Je claque le couvercle de la cuvette et m'assieds en tailleur, à sa droite. Je la regarde bien fixement, prends une grande respiration et lui raconte absolument tout ce qui se passe dans mon crâne en ce moment, ma discussion avec mon amie, ce que j'ai dit aux autres. Elle m'écoute, hoche la tête aux instants critiques. Je n'ai pas l'impression de parler à un mur. C'est rassurant.

— Toutes ses actions envers moi me montrent qu'il me ment en me disant qu'il m'aime. Je sais que ce sont les vacances de Noël et que c'est une fête de famille. Mais il m'a dit qu'il se fichait légèrement de la sienne et que de toute manière, Sheridan venait chez lui. Je ne demande pas de passer toute l'après-midi avec moi ou que sais-je encore. Mais quelques heures, c'est quoi dans une vie ? Je devrais lui manquer chaque minute de chaque journée, il devrait mourir d'envie de me voir ! Alors que là, j'ai juste l'impression de l'embêter.

— Tu lui as dit ? Vous en avez discuté ?

Je soupire et baisse les yeux.

— Il va encore me sortir que je me prends la tête pour rien, il va me rappeler qu'il est amoureux et que ça devrait me suffire. Et puis le connaissant, il est capable de faire une petite piqure de guêpe parce que je n'ai rien dit sur mes sentiments, moi. Alors je n'ai pas envie de parler dans ces conditions. Je laisse couler et je passe du temps avec mes amis.

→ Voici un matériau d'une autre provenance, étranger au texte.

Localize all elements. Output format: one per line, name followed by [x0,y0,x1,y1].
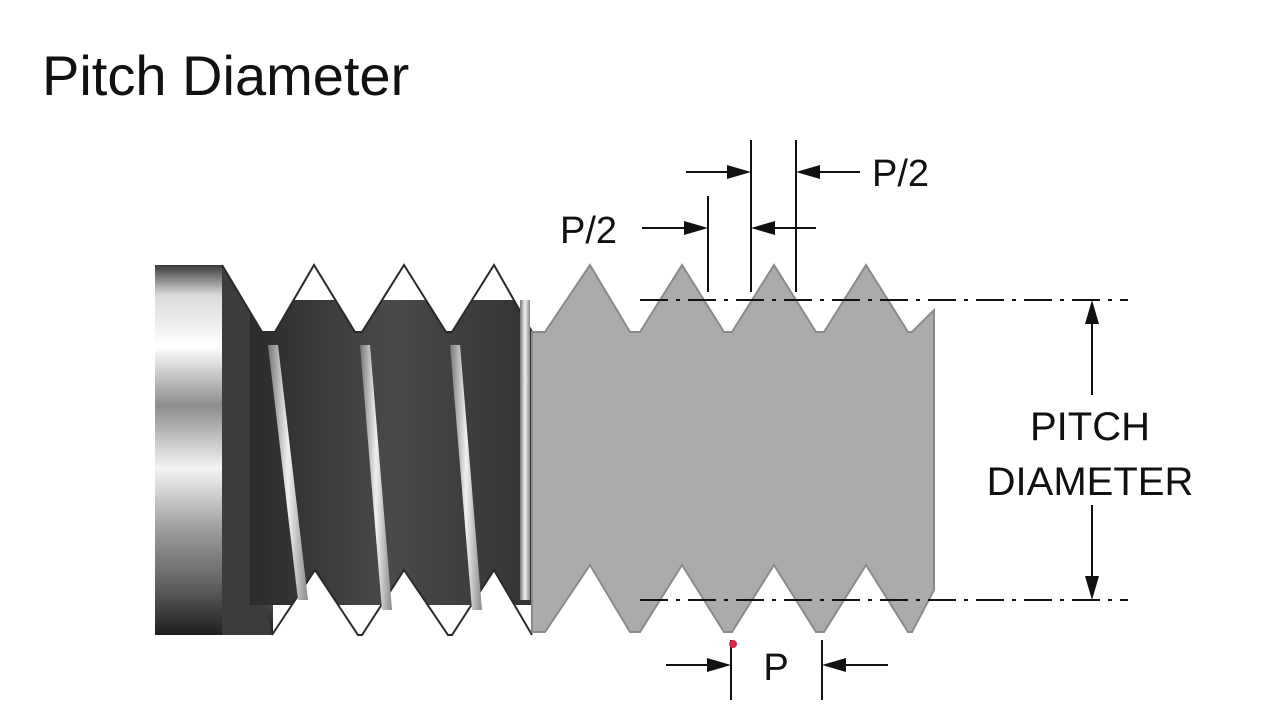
arrow-right-icon [684,221,708,235]
pitch-diameter-label-line2: DIAMETER [987,460,1194,504]
half-pitch-dimension-upper [686,140,860,292]
half-pitch-label-lower: P/2 [560,210,617,252]
half-pitch-dimension-lower [642,196,816,292]
pitch-label: P [763,647,788,689]
arrow-right-icon [727,165,751,179]
arrow-left-icon [822,658,846,672]
helix-highlight [520,300,530,600]
arrow-right-icon [707,658,731,672]
arrow-left-icon [751,221,775,235]
arrow-left-icon [796,165,820,179]
thread-cross-section [531,263,935,633]
half-pitch-label-upper: P/2 [872,153,929,195]
helix-highlight [268,345,308,600]
pitch-diameter-label-line1: PITCH [1030,405,1150,449]
helix-highlight [360,345,392,610]
arrow-up-icon [1085,300,1099,324]
arrow-down-icon [1085,576,1099,600]
pitch-dimension [666,640,888,700]
page-title: Pitch Diameter [42,44,410,107]
helix-highlight [450,345,482,610]
pointer-dot [729,640,737,648]
threaded-body-3d [221,255,533,645]
pitch-diameter-dimension [1085,300,1099,600]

Je me lève sur la fin de la phrase pour lui monter que pour moi, c'est le moment de rejoindre Daisy qui doit attendre dans le vestibule.

— Il faut que tu le fasses, Valentin. Parce que si tu continues comme ça, tu vas tout emmagasiner, ça va déborder et tu vas te transformer en un volcan ultra virulent. Et crois-moi, tu en es tout à fait capable. Et puis, à force, tu risques d'être malheureux. De devenir gris, si ça te parle plus comme analogie.